Pages

30 Mayıs 2009 Cumartesi

bu defa ben demiyorum, şarkılar diyor....!!

evet son zamanlarda ki makus talihim ekilmek sanırım...
gelicem diyen bir sürü insanın hepsinin bi bahanesi çıktı, ve ben burda bu gece bu şarkılarla tek başıma ne kadar katlanabilirim bilmiyorum...
"İstanbul bekliyor, onsuz olmaz diyor..." bu defa ben demiyorum, şarkılar diyor....!!

yaşam belirtisi -II-

saat 8 itibari ile Galata köprüsündeyim. mekanlar arası hızlı geçişler yapıyorum. ve yine harunla burda sürekli oturduğumuz bi mekanın yanında ki başka bi mekandayım, gençlik doğum günü falan kutluyor, canlı müzikte başlayacakmış, ritmi yükseltseler iyi olacak, keza şu an dj'in türkçe pop çaldığı parçalardan, hepimizin belli bir dönemine damgasını illaki vurmuş olan ferdanılyarkının "üzülme" şarkısı çalıyor. beni çıkmaya çalıştığım bunalıma geri sokmak ister gibi...
yemeğimi yedim, şarkılara kendimi kaptırmadan etraftaki tipleri inceliyorum. birazdan çok çok uzun zamandır (yıllardır) görüşmediğim eski bi arkadaşım gelicek, şu an yolda. maziye bi dalış yaparız muhtemelen, bu konuyla ilgili gece bi yazı yazarım arık... şimdilik yaşam belirtileride bu şekilde...
öpito...
-Galata Köprüsü-

yaşam belirtisi -I-

saat 5 te mesaiyi bitirdim, şirketten çıktım.fotoğraf makinemi boynuma takıp soluğu taksimde aldım... caddeler ara sokaklar tıklım tıklım yine. herzamanki mekan küç.ük.bey.oğ.lundayım...
bi yandan buz gibi biramı yudumlarken bi yandan da yaşam belirtisi vermek istedim. şu an harunla her geldiğimizde oturduğumuz masanın hemen yanındaki masada oturuyorum....
bi eksiklik var mı? yok. valla kendimi kandırmıyorum. güzel bir gün geçiriyorum. cidden. saat 9 gibi arkadaşlar da gelicek. sonra geceye peyotede devam edicez. akşam 8 gibi maçı izlemeyi düşünüyordum ama şimdi o kadar beşiktaşlının sevincine şahit olmak istemiyorum :) malumunuz bir fenerbahçeli olarak, takımımı kulisten destekliyorum:)
kısaca dostlar mesai bitti,
lig bitti,
günlerden cumartesi,
yaz geldi,
istanbulda hayat benim için akıyor,
dostlarım var,
sigaram ve biram var,
dışarda kadrajıma girmeyi bekleyen bir sürü kare var...
mutluyum, evet... yada abartmayayaım, kısmen mutluyum... ya en azından çabalıyorum, başarıcam....;)

ha unutmadan... öpito;)

28 Mayıs 2009 Perşembe

“Sadece sana ihtiyacım var” diyemedim...

Günler geçiyor, bu gün tam 18 gün oldu.

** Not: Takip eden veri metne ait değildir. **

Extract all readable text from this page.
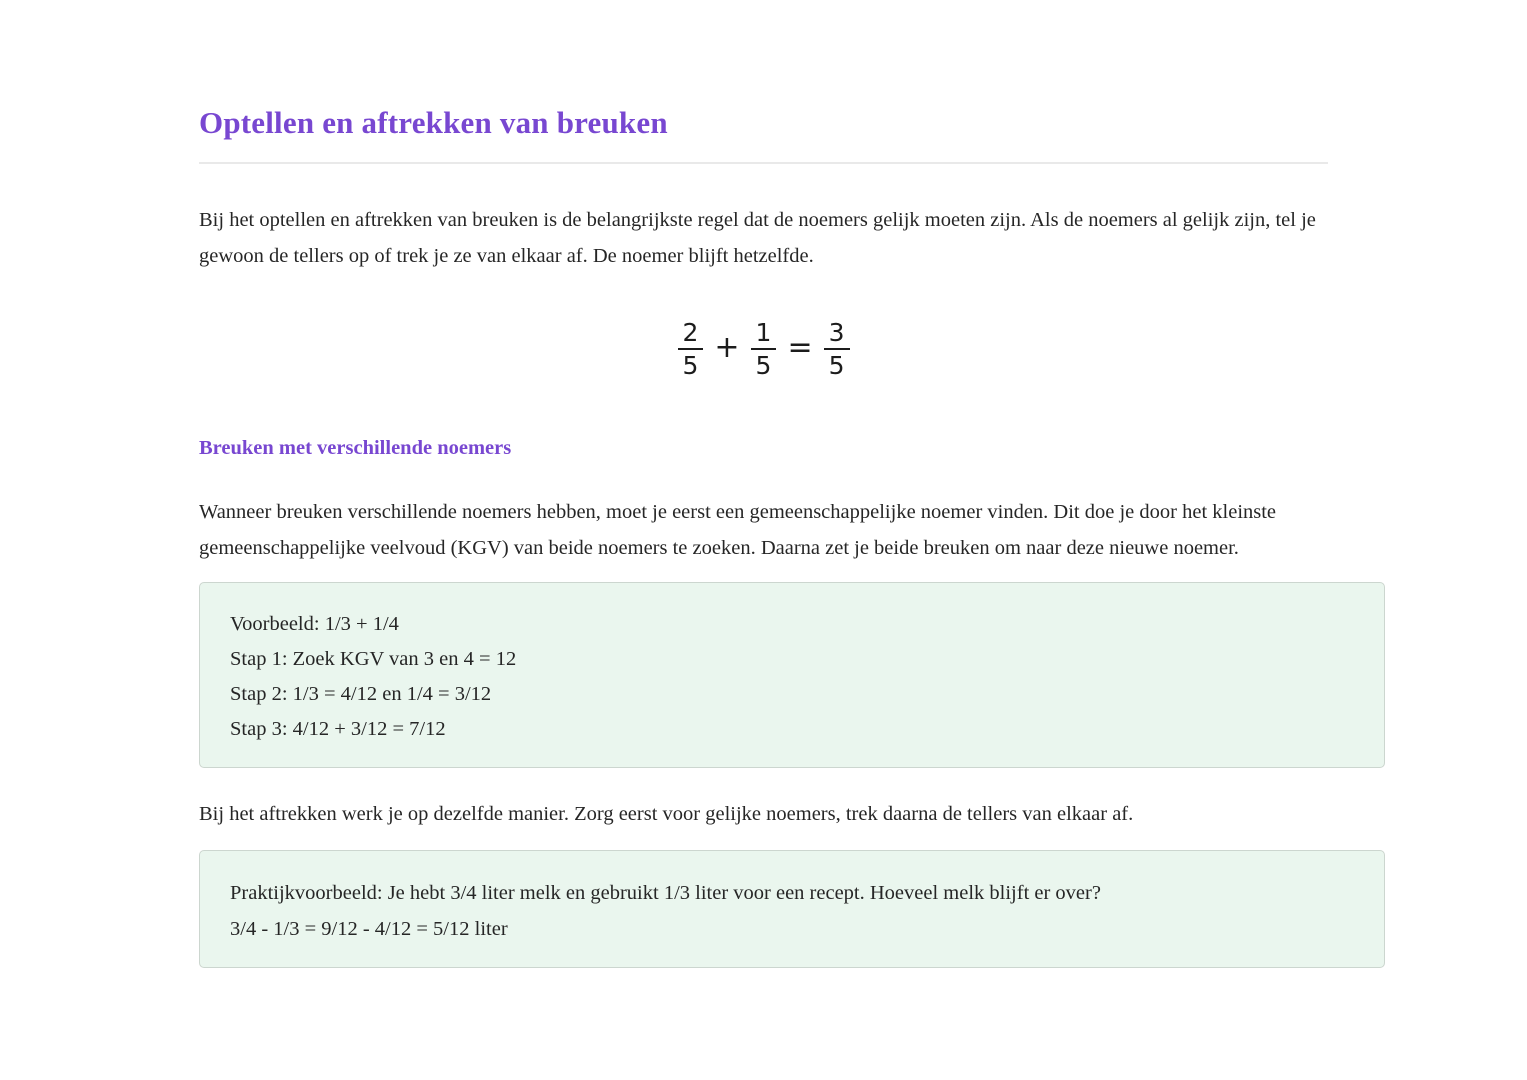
Optellen en aftrekken van breuken

Bij het optellen en aftrekken van breuken is de belangrijkste regel dat de noemers gelijk moeten zijn. Als de noemers al gelijk zijn, tel je gewoon de tellers op of trek je ze van elkaar af. De noemer blijft hetzelfde.

$\frac{2}{5} + \frac{1}{5} = \frac{3}{5}$
Breuken met verschillende noemers

Wanneer breuken verschillende noemers hebben, moet je eerst een gemeenschappelijke noemer vinden. Dit doe je door het kleinste gemeenschappelijke veelvoud (KGV) van beide noemers te zoeken. Daarna zet je beide breuken om naar deze nieuwe noemer.

Voorbeeld: 1/3 + 1/4
Stap 1: Zoek KGV van 3 en 4 = 12
Stap 2: 1/3 = 4/12 en 1/4 = 3/12
Stap 3: 4/12 + 3/12 = 7/12

Bij het aftrekken werk je op dezelfde manier. Zorg eerst voor gelijke noemers, trek daarna de tellers van elkaar af.

Praktijkvoorbeeld: Je hebt 3/4 liter melk en gebruikt 1/3 liter voor een recept. Hoeveel melk blijft er over?
3/4 - 1/3 = 9/12 - 4/12 = 5/12 liter
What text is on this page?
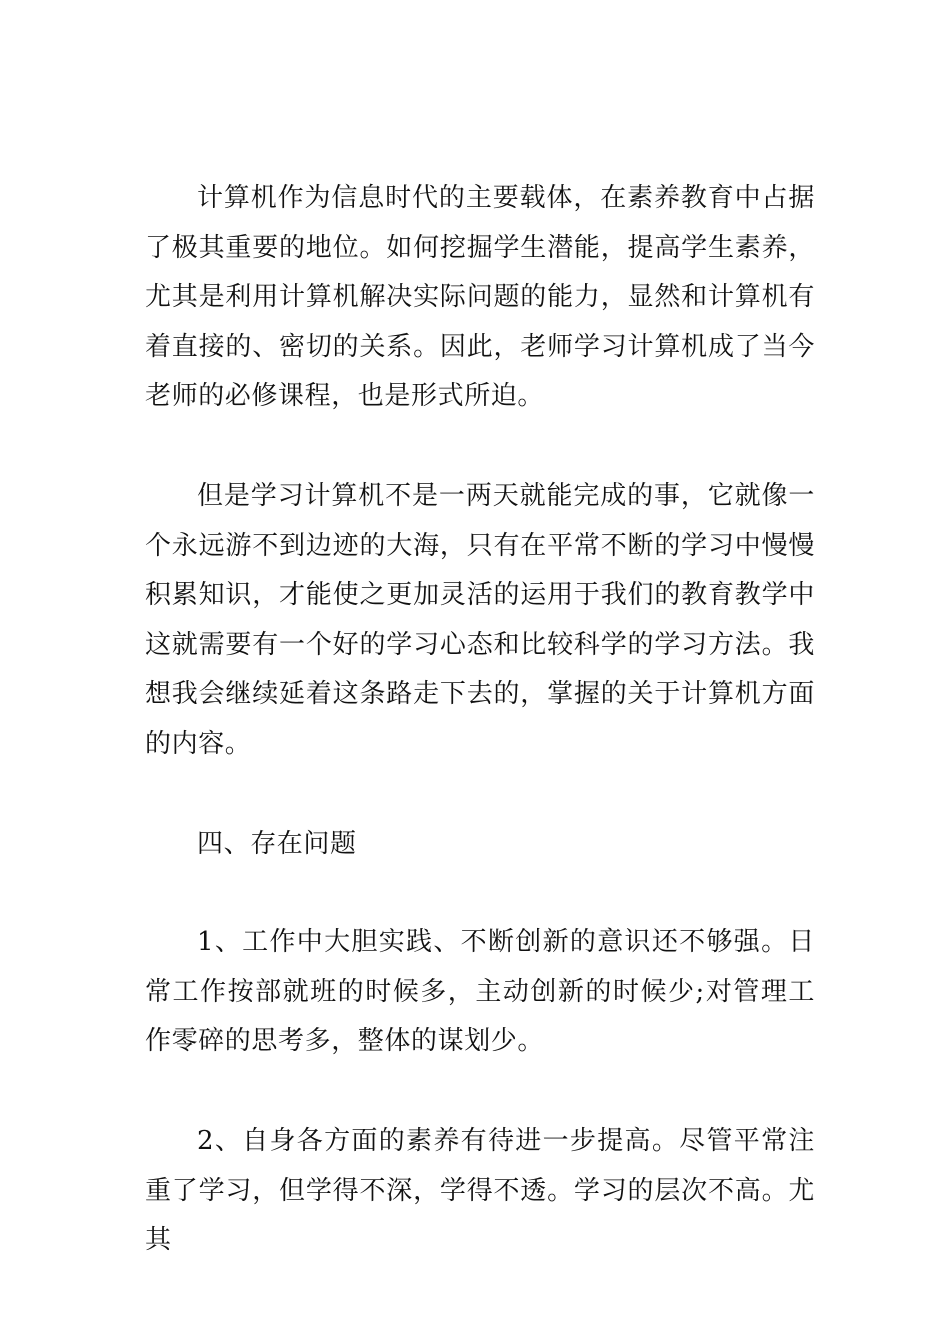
计算机作为信息时代的主要载体，在素养教育中占据了极其重要的地位。如何挖掘学生潜能，提高学生素养，尤其是利用计算机解决实际问题的能力，显然和计算机有着直接的、密切的关系。因此，老师学习计算机成了当今老师的必修课程，也是形式所迫。

但是学习计算机不是一两天就能完成的事，它就像一个永远游不到边迹的大海，只有在平常不断的学习中慢慢积累知识，才能使之更加灵活的运用于我们的教育教学中这就需要有一个好的学习心态和比较科学的学习方法。我想我会继续延着这条路走下去的，掌握的关于计算机方面的内容。

四、存在问题

1、工作中大胆实践、不断创新的意识还不够强。日常工作按部就班的时候多，主动创新的时候少;对管理工作零碎的思考多，整体的谋划少。

2、自身各方面的素养有待进一步提高。尽管平常注重了学习，但学得不深，学得不透。学习的层次不高。尤其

Sanki üstümden yıllar geçmiş gibi. Gündelik telaşlara bıraktım kendimi. Çalışıyorum. Şirkette herkesin bildiği “terk edilen”ünvanına sahibim. Bu geçen zaman içerisinde Harun’la görüşmelerimize devam ettik. Geri dönüşüne dair bir umudum yok böyle bir gelişme de yok. Sadece üç dört günde bir “akşam görüşebilirmiyiz?” diyorum, oda kabul ediyor. Bi çay içiyoruz, o boşluğa bakıyor, gözlerini gözlerimden kaçırıyor, bense uzun uzun seyrediyorum onu. Gözlerim dolu dolu havadan sudan konuşuyoruz. Sonra kalkıyoruz. Sarılıyoruz, alnımdan öpüyor beni, bende herzamanki gibi boynundan kokluyorum bütün gücümle. Dün akşamda öyle bi akşamdı. Bir saat kadar oturduk, daha önce hiç gitmediğimiz bir yerde. “alışabildin mi?” diye sordum. “alışmaya çalışıyorum” dedi. “daha seninle gittiğimiz hiç bir yere hiç bir mekana gitmedim, beyoğluna hiç çıkmadım. Evden de çıkmıyorum zaten tek başıma içiyorum” dedi. “ben de tam tersini yapıyorum, geçtiğimiz gittiğimiz ne kadar yer varsa hepsine gidiyorum, hepsinden geçiyorum. Seninle gittiğim geçtiğim yerlerde ayrılığın ardından ilk defa sensiz olmak ölüm gibi geldi, ayaklarımı hissetmedim bastığım yerlerde. Onca mekan içinde, en çok metro istasyonlarında, yürüyen merdivenlerden çıkarken içim acıyor. Belime sarılıp saçlarımı koklardın ya hani, şimdi omuzlarıma karabasanlar çöküyor. Birlikte gittiğimiz mekanlarda yine içiyorum, ama bu sefer sarhoş olamıyorum, sarhoş halimi sevecek kimse kalmadığındandır belkide. Eve gittiğimde bulduğum ilk koltuğa yığılıp kalıyorum üstüm başım darmadağın...” ben bunları söylerken, gözleri hala boşluktaydı. Düşüncelerini okumam imkansızdı. Benimse göz yaşlarım gözlerimde kalıyor artık, dökmüyorum. sonra beni eve bıraktı, arabadan inerken, bana “biz düşman değiliz, tabiki görüşeceğiz istediğin zaman arayabilrisin. Bişeye ihtiyacın olursa da ara mutlaka” dedi. Tam kapıyı kapatmak üzereydim. Anlamsızca baktım yüzüne, “sadece sana ihtiyacım var” diyemedim. Yürüyüp girdim eve....

25 Mayıs 2009 Pazartesi

Dönüşüm.... / Ayrılık sonrası...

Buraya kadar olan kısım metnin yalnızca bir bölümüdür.